За окнами закончил лить дождь. Но будто эхом продолжается капель с крыш.
В палате кроме Сани семеро мужчин. Каждый подтянут и строг – болеть, так болеть: какие могут быть шутки? Говорят мало. Медленно двигаются, если кому-то куда-то надо. Больше лежат…
Почему они мало говорят? Где ещё душу отвести разговорами, как ни в госпитале? Но фронтовиков это и отличает от прочих гражданских лиц – любая беседа должна быть и к месту, и к настроению, и даже к погоде.

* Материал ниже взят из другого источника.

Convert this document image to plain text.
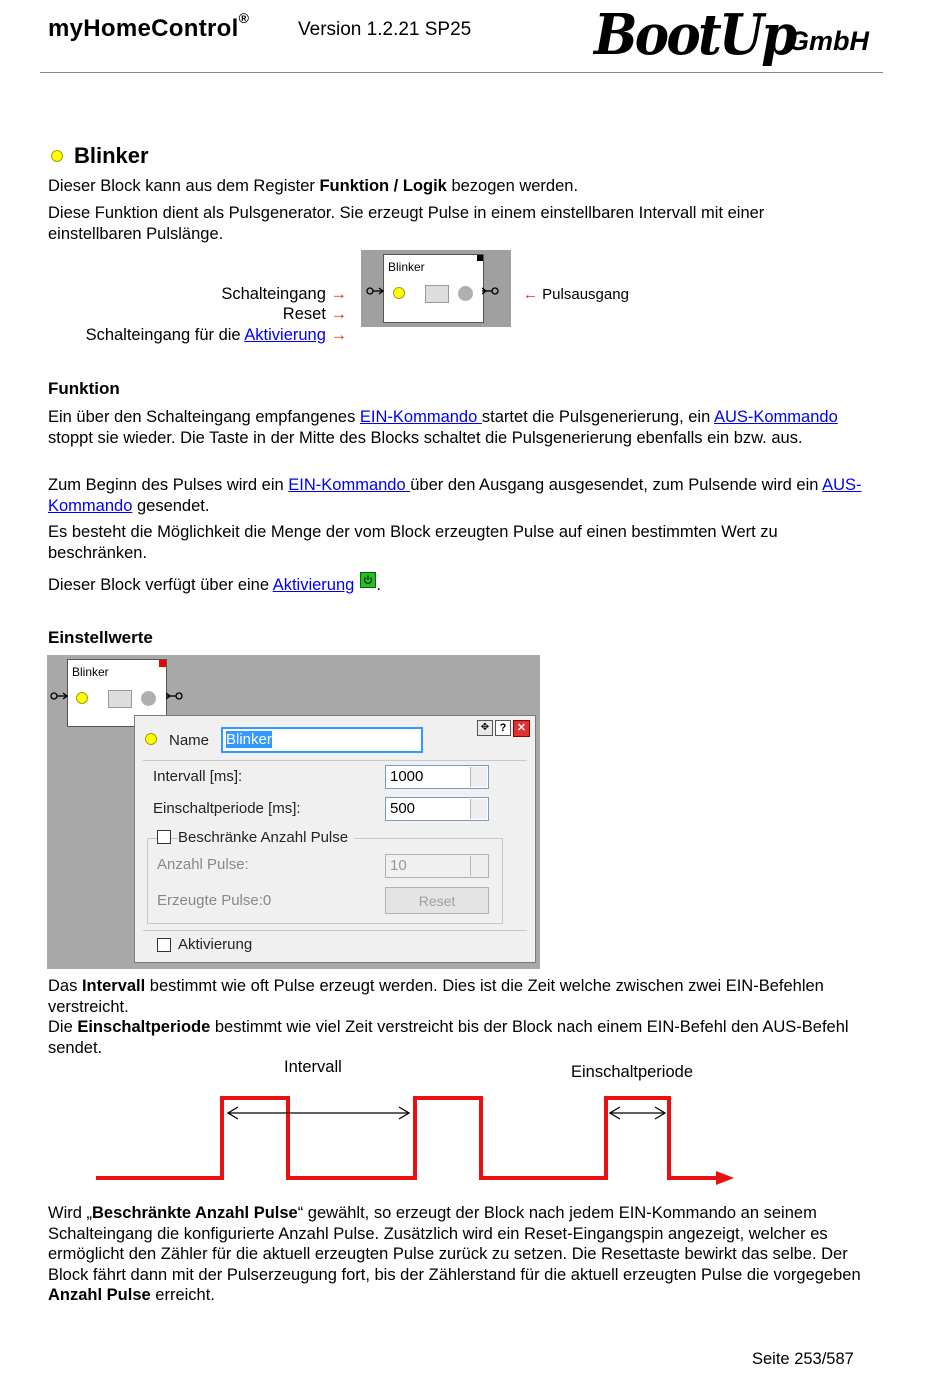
myHomeControl®
Version 1.2.21 SP25 BootUp
GmbH
Blinker
Dieser Block kann aus dem Register Funktion / Logik bezogen werden.
Diese Funktion dient als Pulsgenerator. Sie erzeugt Pulse in einem einstellbaren Intervall mit einer einstellbaren Pulslänge.
Schalteingang →
Reset →
Schalteingang für die Aktivierung →
Blinker
← Pulsausgang
Funktion
Ein über den Schalteingang empfangenes EIN-Kommando startet die Pulsgenerierung, ein AUS-Kommando stoppt sie wieder. Die Taste in der Mitte des Blocks schaltet die Pulsgenerierung ebenfalls ein bzw. aus.
Zum Beginn des Pulses wird ein EIN-Kommando über den Ausgang ausgesendet, zum Pulsende wird ein AUS-Kommando gesendet.
Es besteht die Möglichkeit die Menge der vom Block erzeugten Pulse auf einen bestimmten Wert zu beschränken.
Dieser Block verfügt über eine Aktivierung .
Einstellwerte
Blinker
Name Blinker
✥ ? ✕
Intervall [ms]:	1000
Einschaltperiode [ms]:	500
Beschränke Anzahl Pulse
Anzahl Pulse:	10
Erzeugte Pulse:0	Reset
Aktivierung
Das Intervall bestimmt wie oft Pulse erzeugt werden. Dies ist die Zeit welche zwischen zwei EIN-Befehlen verstreicht.
Die Einschaltperiode bestimmt wie viel Zeit verstreicht bis der Block nach einem EIN-Befehl den AUS-Befehl sendet.
Intervall	Einschaltperiode
Wird „Beschränkte Anzahl Pulse“ gewählt, so erzeugt der Block nach jedem EIN-Kommando an seinem Schalteingang die konfigurierte Anzahl Pulse. Zusätzlich wird ein Reset-Eingangspin angezeigt, welcher es ermöglicht den Zähler für die aktuell erzeugten Pulse zurück zu setzen. Die Resettaste bewirkt das selbe. Der Block fährt dann mit der Pulserzeugung fort, bis der Zählerstand für die aktuell erzeugten Pulse die vorgegeben Anzahl Pulse erreicht.
Seite 253/587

Почему они мало говорят? – Сане приходит на ум. – Все заняты делом: выздоравливают. Даже во сне не храпят. Не люди, а ангелы, елы-палы…
Из-за окна доносится чей-то крик на мове.
Саня вздрогнул – показалось наверное. Потом приходит понимание: Донбасс – это ведь бывшая Украина, и её язык был государственным. Так почему бы какому-нибудь санитару не ругаться на мове?
Когда жутко бывает, а потом ясно, что опасность уже миновало, первым делом реагируют внутренние органы – сердце начинает работать нормально, за ним легкие… и вся требуха по порядку. Последней в адекват приходит голова. Саня это уже знал…
– Тебя тоже контузило? – кричит ему сосед по палате. – А меня так, что ни хера не слышу…
Прикладывает руки к ушам, крутит головой.
Саше не до контуженного соседа – у него свое. Ему кажется, что его Оле очень идут голубые джинсы – как не вспомнит её, обязательно в них.
Однажды он ей попенял:
– Ты меня обворовала, влюбив в себя.
– Обворовала или одарила? – улыбнулась жена.
– Ты мой хороший! Не хочу жить без тебя. Хочу без тебя не жить. Чтобы без тебя мне не было жизни, – ворковала она в его объятиях.